Though the top spot in the division was on the line, the game itself was quickly overshadowed by a scary injury for the Bruins as Johnny Boychuk was taken off the ice on a stretcher and rushed to a local hospital. Boychuk was injured on a first-period hit from Max Pacioretty and despite clearly being in a great deal of pain, was able to move all his extremities before being taken to the hospital.
The Bruins bounced back with a first-period goal from Gregory Campbell, but the Canadiens came roaring back in the second period with goals from Tomas Plekanec and Pacioretty. The Bruins followed a dormant second period with a much more active third, but they were unable to get the puck past Carey Price, who stopped all 16 shots he saw in the third.
The Canadiens now have 39 points to the Bruins’ 38, but they have played two more games than the B’s.
The Bruins will host the Penguins, who are tied with the Habs for the Eastern Conference lead in points, Saturday at TD Garden.

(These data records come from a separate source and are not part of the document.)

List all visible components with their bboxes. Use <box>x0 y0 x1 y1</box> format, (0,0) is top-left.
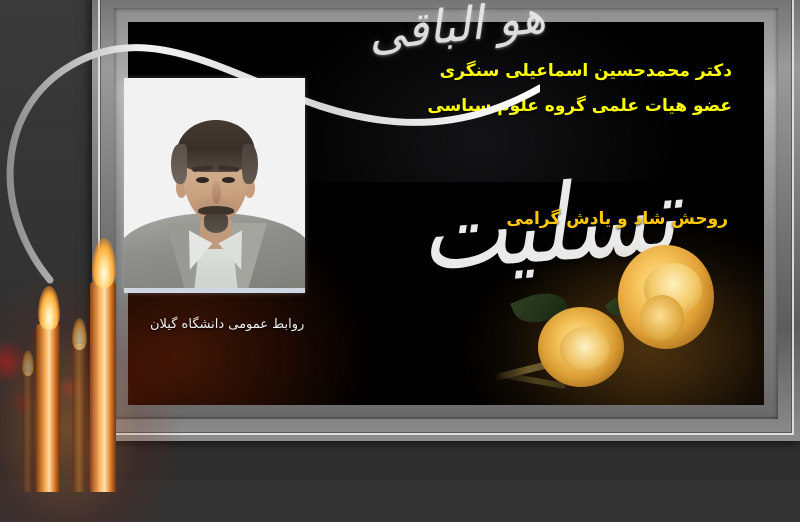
rose-bloom-core <box>640 295 684 341</box>
candle-body <box>22 372 33 492</box>
yellow-roses <box>512 241 762 405</box>
candle-body <box>90 282 116 492</box>
photo-hair-side-left <box>171 144 187 184</box>
candle-flame-icon <box>92 238 116 288</box>
candle-flame-icon <box>22 350 34 376</box>
photo-hair-side-right <box>242 144 258 184</box>
candles-group <box>0 232 152 492</box>
photo-eye-left <box>196 177 209 183</box>
candle-body <box>72 344 86 492</box>
photo-eye-right <box>222 177 235 183</box>
rose-bloom-inner <box>560 327 610 371</box>
deceased-position: عضو هیات علمی گروه علوم سیاسی <box>427 96 732 116</box>
tribute-text: روحش شاد و یادش گرامی <box>506 209 728 229</box>
photo-beard <box>204 214 228 233</box>
memorial-poster: تسلیت دکتر محمدحسین اسماعیلی سنگری عضو ه… <box>0 0 800 480</box>
candle-body <box>36 324 60 492</box>
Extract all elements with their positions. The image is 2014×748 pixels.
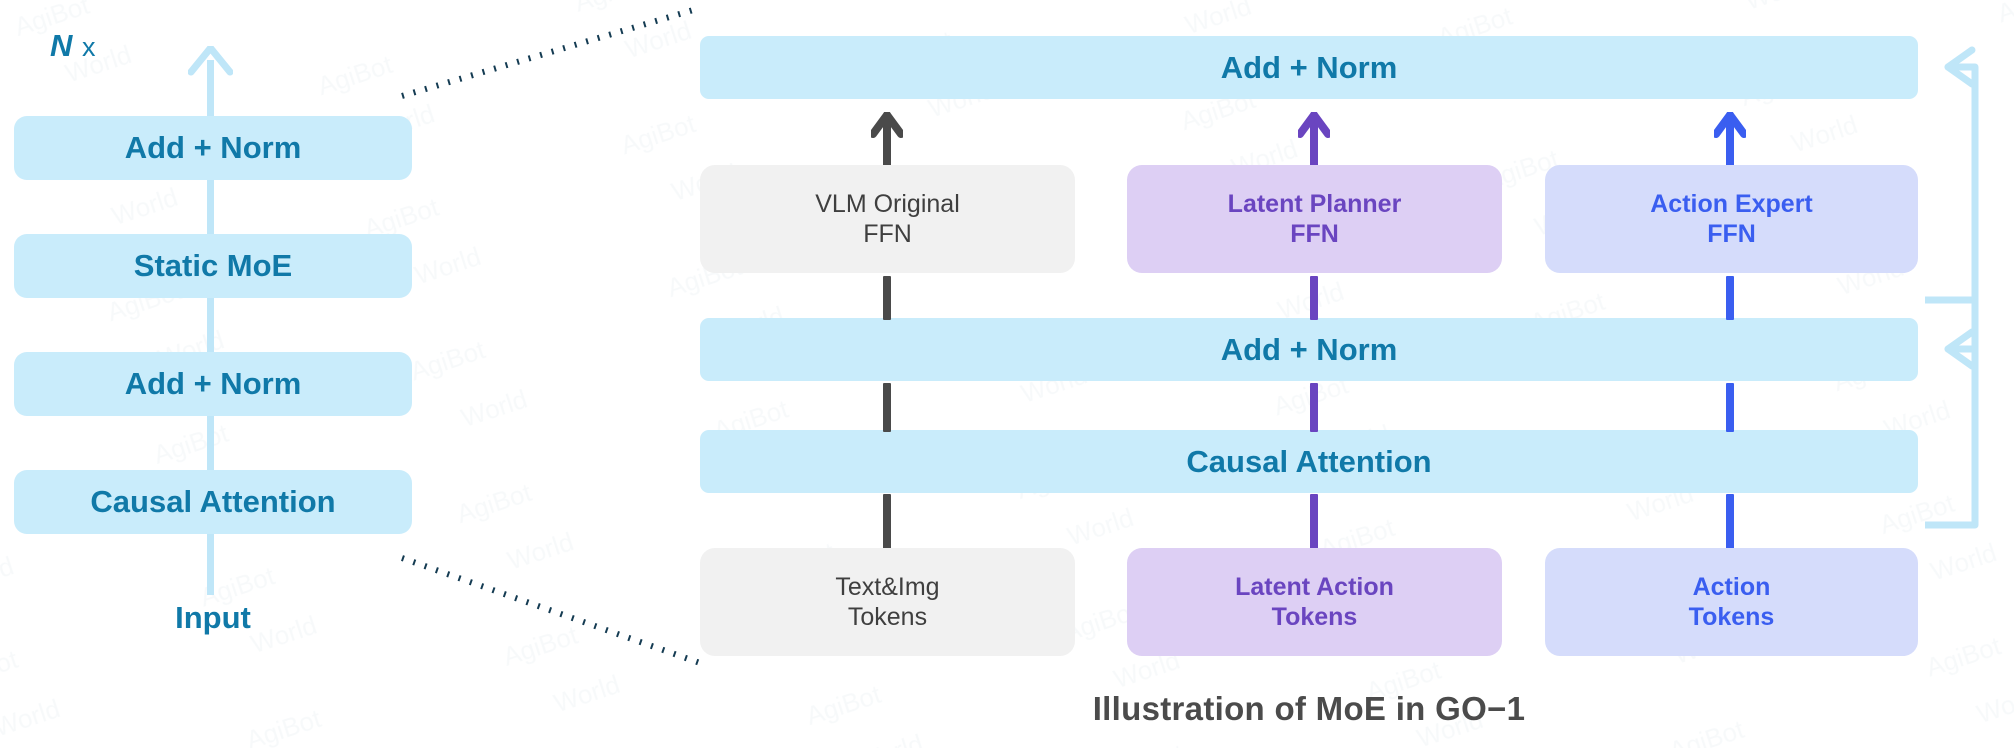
left-block-add-norm-top[interactable]: Add + Norm — [14, 116, 412, 180]
dotted-connector-top — [390, 0, 710, 110]
action-segment-tokens-to-causal — [1726, 494, 1734, 550]
figure-caption: Illustration of MoE in GO−1 — [700, 690, 1918, 728]
ffn-box-action-expert[interactable]: Action Expert FFN — [1545, 165, 1918, 273]
left-block-static-moe[interactable]: Static MoE — [14, 234, 412, 298]
left-block-add-norm-bottom[interactable]: Add + Norm — [14, 352, 412, 416]
action-up-arrow-icon — [1714, 112, 1746, 172]
action-segment-addnorm-to-causal — [1726, 383, 1734, 432]
right-bar-add-norm-top[interactable]: Add + Norm — [700, 36, 1918, 99]
ffn-box-vlm-original[interactable]: VLM Original FFN — [700, 165, 1075, 273]
repeat-count-n: N — [50, 28, 73, 63]
right-bar-add-norm-mid[interactable]: Add + Norm — [700, 318, 1918, 381]
vlm-segment-ffn-to-addnorm — [883, 276, 891, 320]
latent-segment-addnorm-to-causal — [1310, 383, 1318, 432]
token-box-latent-action[interactable]: Latent Action Tokens — [1127, 548, 1502, 656]
dotted-connector-bottom — [390, 548, 710, 673]
repeat-count-x: x — [82, 32, 96, 62]
repeat-count-label: N x — [50, 28, 96, 64]
token-box-action[interactable]: Action Tokens — [1545, 548, 1918, 656]
action-segment-ffn-to-addnorm — [1726, 276, 1734, 320]
vlm-segment-tokens-to-causal — [883, 494, 891, 550]
vlm-up-arrow-icon — [871, 112, 903, 172]
latent-segment-tokens-to-causal — [1310, 494, 1318, 550]
token-box-text-img[interactable]: Text&Img Tokens — [700, 548, 1075, 656]
left-flow-arrow-icon — [188, 46, 233, 80]
figure-canvas: AgiBot World N x Add + Norm Static MoE A… — [0, 0, 2014, 748]
latent-up-arrow-icon — [1298, 112, 1330, 172]
left-block-causal-attention[interactable]: Causal Attention — [14, 470, 412, 534]
input-label: Input — [14, 600, 412, 636]
vlm-segment-addnorm-to-causal — [883, 383, 891, 432]
right-bar-causal-attention[interactable]: Causal Attention — [700, 430, 1918, 493]
latent-segment-ffn-to-addnorm — [1310, 276, 1318, 320]
ffn-box-latent-planner[interactable]: Latent Planner FFN — [1127, 165, 1502, 273]
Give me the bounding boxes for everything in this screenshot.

WHAT WENT WRONG FOR THE BRUINS
– The Bruins are all too familiar with playing games with only five defensemen this season. In-game injuries to Boychuk (Oct. 31), Adam McQuaid (Nov. 9) and Dennis Seidenberg (Nov. 19) have left the B’s down a defenseman.
– The Canadiens absolutely dominated the Bruins in the second period, getting chance after chance while the Bruins mustered little offensively. The Habs held a 17-7 advantage in shots on goal, but they had some chances on missed shots as well, such as Brian Gionta‘s prior to Plekanec’s goal, while the Bruins had no notable scoring chances and only attempted nine shots.